The Cleveland Grand Prix was cancelled for summer 2014, partly due to the recent deaths of two of the area’s pre-eminent horsemen, Chuck Kinney of Newbury and Howard Lewis, Weibel said.

Both had been very involved in organizing and attracting sponsors for the PHA show and the grand prix, she said.

While their passing has caused some upheaval in the culture surrounding the events, a number of dedicated and enthusiastic volunteers are working toward the summer of 2015.

“I’m optimistic,” she said. “New people have stepped up and they are working very hard to get it back.”

If they succeed, the July 12 event will mark 50 years since the first Cleveland Grand Prix in 1965, she said, noting there were a couple of other years the event didn’t come together, but always comes back as it will next summer.

“We hope to celebrate it throughout the country,” she said, which is why the date, July 12, 2015, is already listed on the website www.ClevelandGrandPrix.com.

One major problem organizers have faced has been the unpredictable weather in July. In the space of a week — or even a day — riders, horses and visitors can be baked or drowned, Weibel writes. Until the all-weather show rings were built in the last decade, the mud was a serious problem for all involved.

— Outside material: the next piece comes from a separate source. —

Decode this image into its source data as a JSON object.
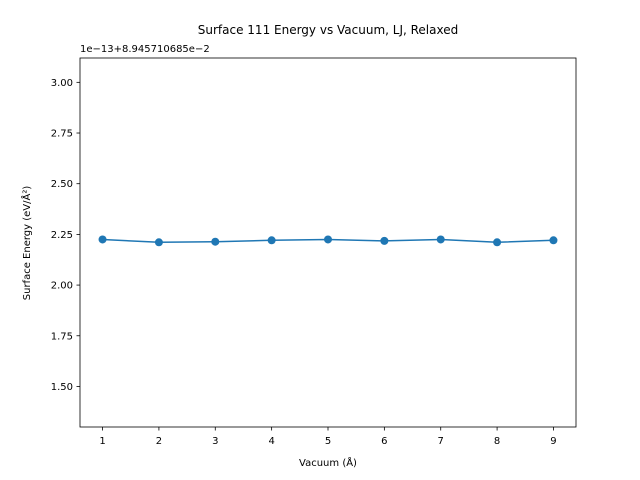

But that didn’t stop entries. The PHA’s Chagrin Valley Hunter/Jumper Show the week before the grand prix traditionally has drawn hundreds of entries a year from stables on the hunter/jumper horse show circuit as well as the day specially planned for local riders.

Many famous riders, active and retired, admire and attend the week of events and the grand prix. Weibel said she hears from them and is well-acquainted with some of them.

So she sent her book off to some who she thought would be interested and received some responses, one that is especially memorable.

World-renowned horseman George Morris called and left a message.

“I almost fainted,” she recalls. “He said ‘I love this book. People need to know the history of our sport.’ He called it a tribute to our passion.”

Morris coached United States teams to individual and team silver metals at the 2006 Fdration questre Inter-nationale World Equestrian Games. In 2008 he coached the team that won the team gold medal at the Olympic Games in Hong Kong as well as the team member who won the individual bronze medal, according to Wikipedia.

He is the chef d’equip for the U.S.E.F. show jumping team and considered the founder of hunt seat equitation, authoring a regular column about form over fences.

His input thrilled Weibel, who waded through stacks of documents from the Show Jumping Hall of Fame for her book. Much information was gleaned from Cleveland Plain Dealer “Horse World” columns written by the late Roland Kraus, owner of Dorchester Farms in Kirtland, she said. His daughter, Wendy Kraus, helped document the material.

“It could have gone on for five years,” she laughs, but Weibel kept her book a reasonable length by focusing on the reason for her project.

“It wasn’t enough just to write about the Cleveland Grand Prix,” she said. “My goal was to make sure our story gets told.”